Max Allan Collins
Writer, Renegade Press / First Comics
Working on: Ms. Tree, Dick Tracy strip, Nathan Heller mystery novels
Terry Beatty
Artist / Cartoonist, Renegade Press
Working on: Ms. Tree, The P.I.s
The Ms. Tree creative team discuss their tight full-script collaboration from the same Iowa town, contrasting it with their less satisfying experience working "Marvel style" on The P.I.s for First Comics. Collins defends the viability of Ms. Tree as a live-action property with mainstream appeal beyond the direct-sales market, while both creators express commitment to the book's unified storytelling approach and defend their traditional page layouts against critics. They also discuss the move from Eclipse to Aardvark-Vanaheim (now Renegade Press), praising Deni Loubert's editorial trust and the duotone color format as better suited to the noir mood of the book.
Sal Buscema
Artist (Penciller), Marvel
Working on: The Eternals (limited series), Balder & Karnilla (with Walt Simonson)
In his first major interview, the Marvel veteran talks about his long career trajectory from advertising work to joining Marvel in 1968, sharing candid opinions including his view that Stan Lee's Silver Surfer characterization made the hero too "wimpy" and that he prefers loose plot-style scripts over full scripts for the creative freedom they allow. Buscema discusses leaving the Hulk and ROM after nine and five years respectively to avoid creative ruts, praises Walt Simonson and John Romita as underappreciated comics talents, and expresses strong views that comics should reflect Judeo-Christian values and avoid graphic violence and sexuality. He is currently working on a twelve-issue Eternals limited series (written by Peter Gillis, inked by Al Gordon) which he considers the best work of his career, plus a Balder & Karnilla mini-series written by Walt Simonson.
Karen Berger
Editor, DC Comics
Working on: Swamp Thing, Legion of Super-Heroes, Amethyst
DC's editor of Swamp Thing, Legion of Super-Heroes, and Amethyst discusses her unconventional path into comics editing (via a journalism class and a tip from friend J.M. DeMatteis), her enthusiasm for "off-genre" books over superhero titles, and Swamp Thing's 60% sales increase under Alan Moore's tenure. She shares frank observations about why female characters fail to attract girl readers, why the comics market is overwhelmingly male, and her ambitions to launch a sophisticated comics property aimed at girls (written and drawn by Barbara Slate). Berger also discusses her experience on New Talent Showcase, the emergence of writer-editors (which she views skeptically), and her belief that editorial objectivity is essential even for experienced creators.
Bob Chapman
Publisher / Merchandiser, Graphitti Studios
Working on: Comic-related T-shirts and pins (Cerebus, Rocketeer, Spirit, etc.)

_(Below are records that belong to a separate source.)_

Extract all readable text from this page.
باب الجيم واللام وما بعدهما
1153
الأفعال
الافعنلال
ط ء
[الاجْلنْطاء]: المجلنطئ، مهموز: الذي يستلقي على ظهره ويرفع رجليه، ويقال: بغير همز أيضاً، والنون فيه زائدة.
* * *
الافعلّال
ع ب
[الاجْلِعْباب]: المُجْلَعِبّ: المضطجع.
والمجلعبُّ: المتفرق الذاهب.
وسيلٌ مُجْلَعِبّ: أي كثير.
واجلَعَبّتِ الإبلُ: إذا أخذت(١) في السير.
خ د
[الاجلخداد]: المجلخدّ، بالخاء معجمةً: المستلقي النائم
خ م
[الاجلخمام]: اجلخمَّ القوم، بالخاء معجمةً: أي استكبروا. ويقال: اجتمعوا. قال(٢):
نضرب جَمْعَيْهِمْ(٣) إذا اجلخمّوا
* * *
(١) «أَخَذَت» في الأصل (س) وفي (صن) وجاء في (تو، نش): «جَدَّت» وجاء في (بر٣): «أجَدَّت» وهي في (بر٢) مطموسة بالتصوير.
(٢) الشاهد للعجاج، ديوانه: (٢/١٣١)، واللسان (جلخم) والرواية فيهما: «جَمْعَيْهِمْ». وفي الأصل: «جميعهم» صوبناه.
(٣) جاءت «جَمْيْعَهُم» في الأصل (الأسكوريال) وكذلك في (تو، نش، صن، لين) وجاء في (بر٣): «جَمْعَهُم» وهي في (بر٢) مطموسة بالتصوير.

The founder of Graphitti Studios explains how he pioneered quality licensed comic-character T-shirts for the direct sales market, having started with Dave Stevens' Rocketeer and Will Eisner's Spirit before word-of-mouth brought creators to him. Chapman discusses the frustrating difficulty of licensing from DC and Marvel (whose licensing arms demand unrealistic revenue projections for niche characters), the technical process of hand-separated and laser-scanned screen printing, and the current bestseller: a new Cerebus "Most Holy" shirt. He also previews upcoming expansion into cloisonné pins and a signed limited hardbound edition of The Rocketeer graphic novel.
T.M. Maple
Fan / Letter-writer, —
Working on: Comics letter columns (pseudonymous Canadian correspondent)

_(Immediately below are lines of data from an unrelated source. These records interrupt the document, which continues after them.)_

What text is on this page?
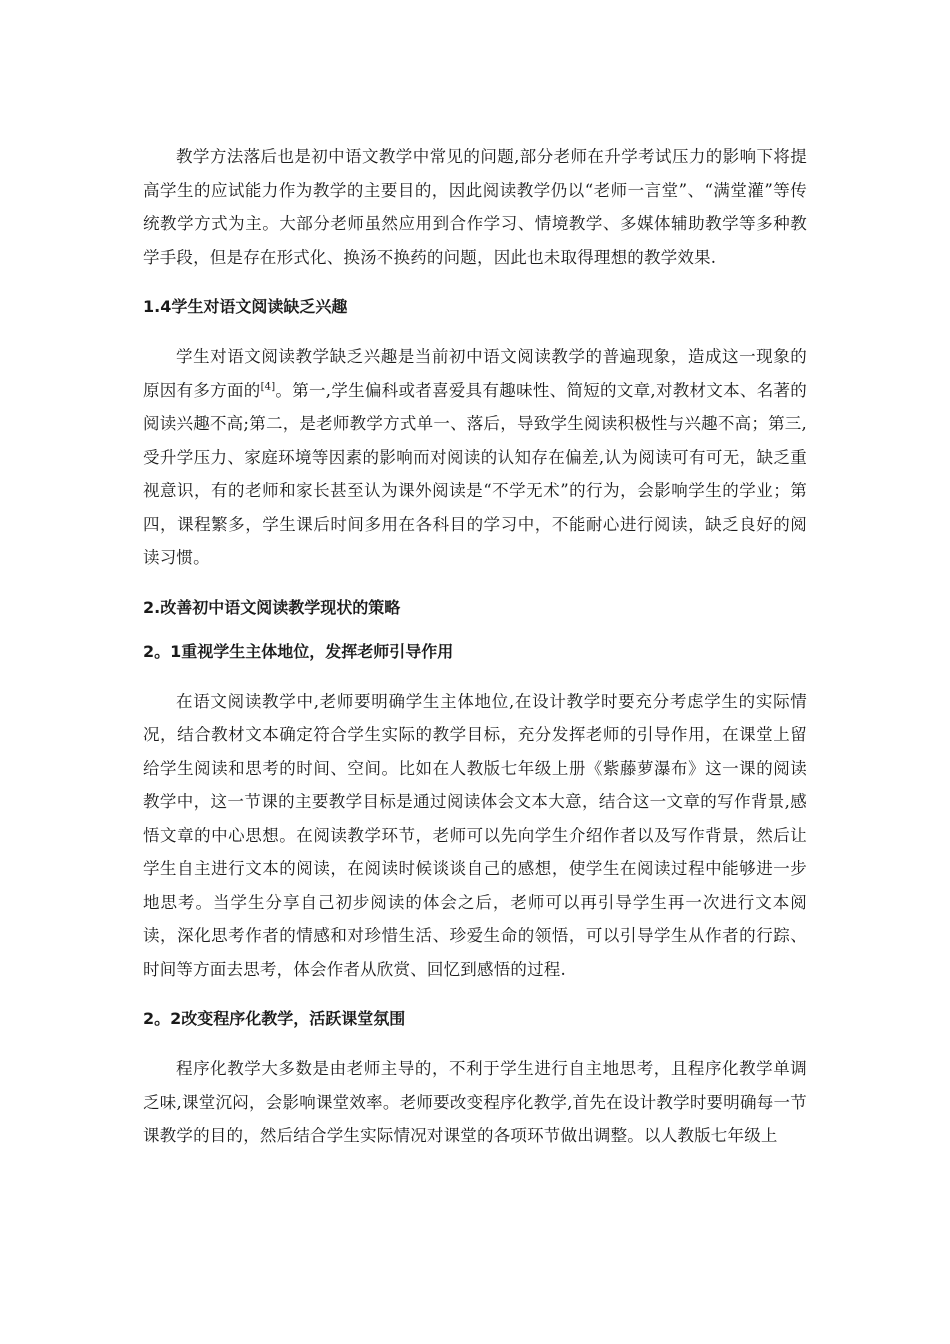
教学方法落后也是初中语文教学中常见的问题,部分老师在升学考试压力的影响下将提高学生的应试能力作为教学的主要目的，因此阅读教学仍以“老师一言堂”、“满堂灌”等传统教学方式为主。大部分老师虽然应用到合作学习、情境教学、多媒体辅助教学等多种教学手段，但是存在形式化、换汤不换药的问题，因此也未取得理想的教学效果.

1.4学生对语文阅读缺乏兴趣

学生对语文阅读教学缺乏兴趣是当前初中语文阅读教学的普遍现象，造成这一现象的原因有多方面的[4]。第一,学生偏科或者喜爱具有趣味性、简短的文章,对教材文本、名著的阅读兴趣不高;第二，是老师教学方式单一、落后，导致学生阅读积极性与兴趣不高；第三,受升学压力、家庭环境等因素的影响而对阅读的认知存在偏差,认为阅读可有可无，缺乏重视意识，有的老师和家长甚至认为课外阅读是“不学无术”的行为，会影响学生的学业；第四，课程繁多，学生课后时间多用在各科目的学习中，不能耐心进行阅读，缺乏良好的阅读习惯。

2.改善初中语文阅读教学现状的策略
2。1重视学生主体地位，发挥老师引导作用

在语文阅读教学中,老师要明确学生主体地位,在设计教学时要充分考虑学生的实际情况，结合教材文本确定符合学生实际的教学目标，充分发挥老师的引导作用，在课堂上留给学生阅读和思考的时间、空间。比如在人教版七年级上册《紫藤萝瀑布》这一课的阅读教学中，这一节课的主要教学目标是通过阅读体会文本大意，结合这一文章的写作背景,感悟文章的中心思想。在阅读教学环节，老师可以先向学生介绍作者以及写作背景，然后让学生自主进行文本的阅读，在阅读时候谈谈自己的感想，使学生在阅读过程中能够进一步地思考。当学生分享自己初步阅读的体会之后，老师可以再引导学生再一次进行文本阅读，深化思考作者的情感和对珍惜生活、珍爱生命的领悟，可以引导学生从作者的行踪、时间等方面去思考，体会作者从欣赏、回忆到感悟的过程.

2。2改变程序化教学，活跃课堂氛围

程序化教学大多数是由老师主导的，不利于学生进行自主地思考，且程序化教学单调乏味,课堂沉闷，会影响课堂效率。老师要改变程序化教学,首先在设计教学时要明确每一节课教学的目的，然后结合学生实际情况对课堂的各项环节做出调整。以人教版七年级上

The pseudonymous Canadian super-fan, who has had over 552 of his 2,045 letters published across comics in seven years, discusses his letter-writing habits while carefully guarding his real identity. He reflects on the value of fan letters to editors (primarily useful as aggregate feedback rather than plot influence), the importance of writing because you have something to say rather than to get published, and his concerns about the industry's narrow market focus and the need to diversify beyond the superhero/fantasy genre to attract new readers. He also shares his views on European and Japanese comics and the pricing challenges facing independent publishers in Canada.

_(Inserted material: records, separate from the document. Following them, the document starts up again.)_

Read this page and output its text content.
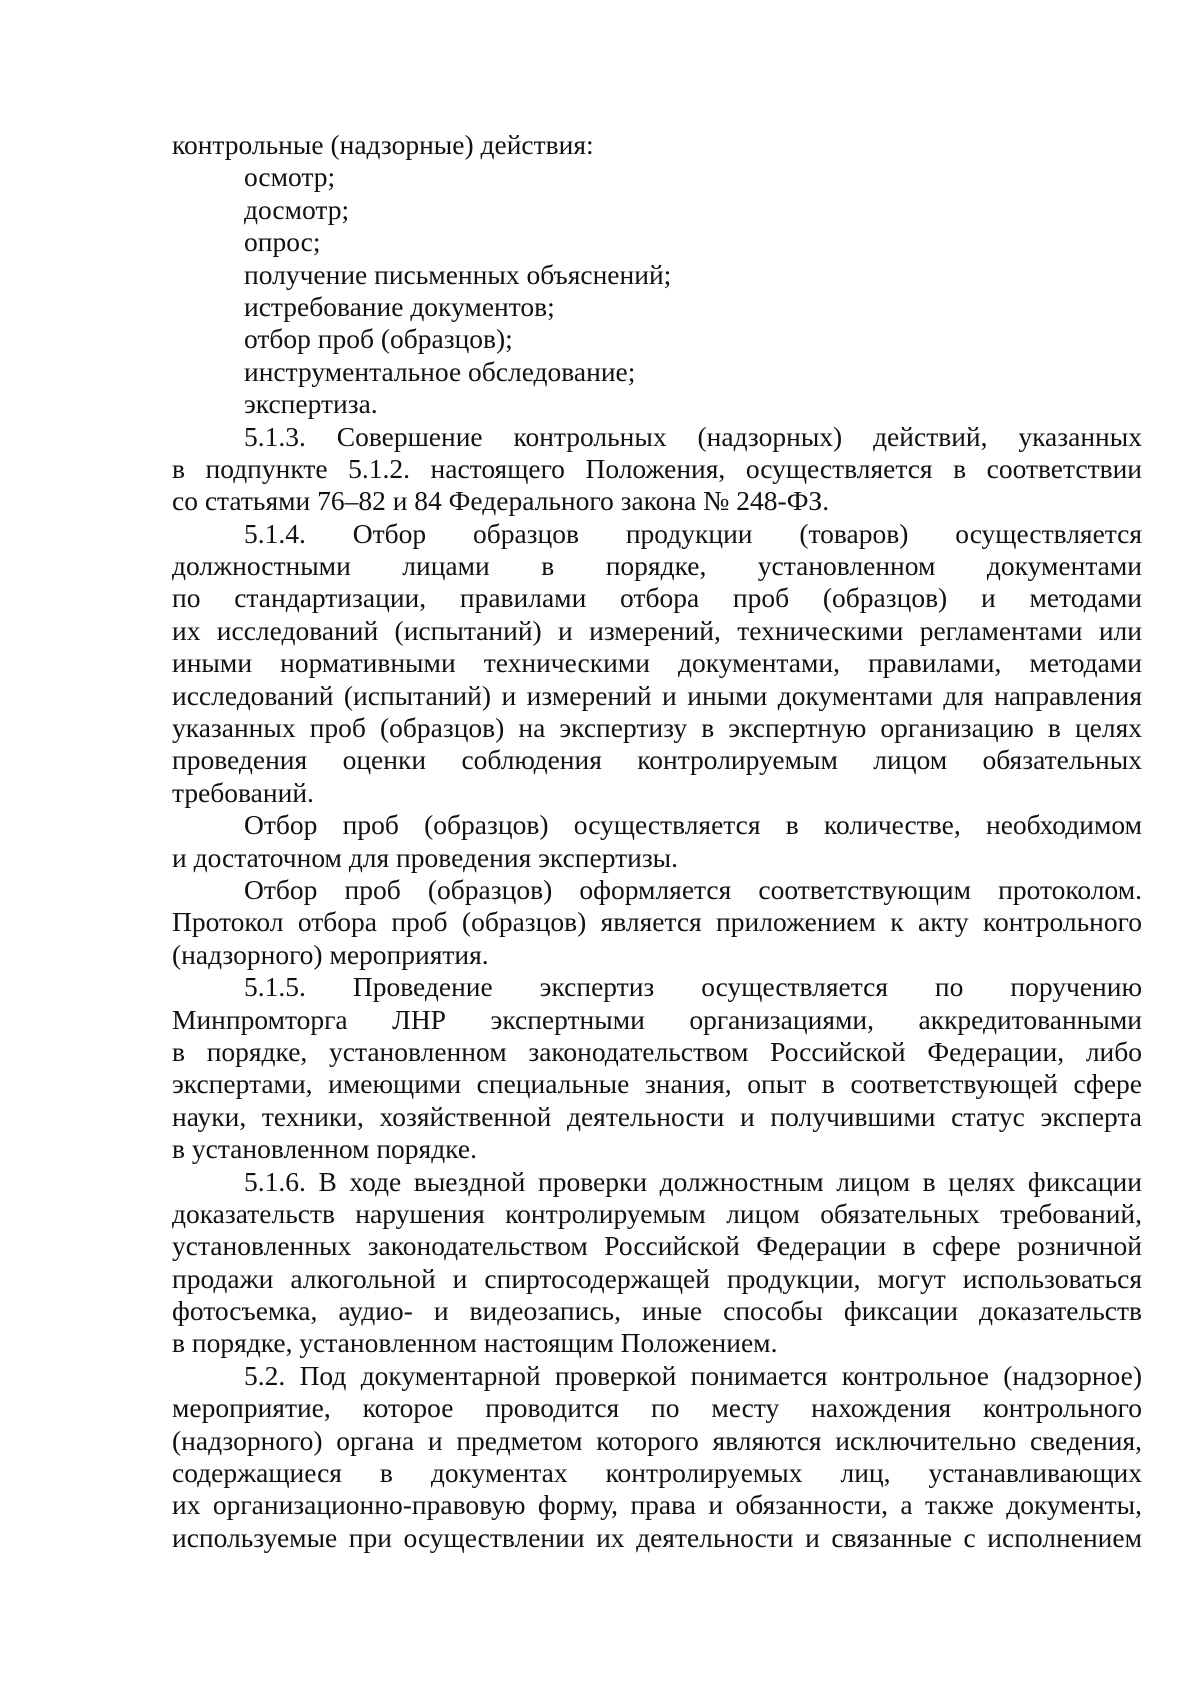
контрольные (надзорные) действия:
осмотр;
досмотр;
опрос;
получение письменных объяснений;
истребование документов;
отбор проб (образцов);
инструментальное обследование;
экспертиза.
5.1.3. Совершение контрольных (надзорных) действий, указанных
в подпункте 5.1.2. настоящего Положения, осуществляется в соответствии
со статьями 76–82 и 84 Федерального закона № 248-ФЗ.
5.1.4. Отбор образцов продукции (товаров) осуществляется
должностными лицами в порядке, установленном документами
по стандартизации, правилами отбора проб (образцов) и методами
их исследований (испытаний) и измерений, техническими регламентами или
иными нормативными техническими документами, правилами, методами
исследований (испытаний) и измерений и иными документами для направления
указанных проб (образцов) на экспертизу в экспертную организацию в целях
проведения оценки соблюдения контролируемым лицом обязательных
требований.
Отбор проб (образцов) осуществляется в количестве, необходимом
и достаточном для проведения экспертизы.
Отбор проб (образцов) оформляется соответствующим протоколом.
Протокол отбора проб (образцов) является приложением к акту контрольного
(надзорного) мероприятия.
5.1.5. Проведение экспертиз осуществляется по поручению
Минпромторга ЛНР экспертными организациями, аккредитованными
в порядке, установленном законодательством Российской Федерации, либо
экспертами, имеющими специальные знания, опыт в соответствующей сфере
науки, техники, хозяйственной деятельности и получившими статус эксперта
в установленном порядке.
5.1.6. В ходе выездной проверки должностным лицом в целях фиксации
доказательств нарушения контролируемым лицом обязательных требований,
установленных законодательством Российской Федерации в сфере розничной
продажи алкогольной и спиртосодержащей продукции, могут использоваться
фотосъемка, аудио- и видеозапись, иные способы фиксации доказательств
в порядке, установленном настоящим Положением.
5.2. Под документарной проверкой понимается контрольное (надзорное)
мероприятие, которое проводится по месту нахождения контрольного
(надзорного) органа и предметом которого являются исключительно сведения,
содержащиеся в документах контролируемых лиц, устанавливающих
их организационно-правовую форму, права и обязанности, а также документы,
используемые при осуществлении их деятельности и связанные с исполнением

DAK makes the case that Comics Interview itself may one day be a sought-after collector's item, arguing that genuine collector's items require both intrinsic value and scarcity — qualities that mass-printed superhero comics bagged in plastic lack, but that low-print specialty magazines may possess.
A short essay in which writer Peter Gillis explains his enthusiasm for reviving Jack Kirby's Eternals concept in a new twelve-issue limited series, praising Kirby's original moral complexity and the themes of immortality and divine judgment, and crediting editors Ralph Macchio and Mark Gruenwald with championing the revival.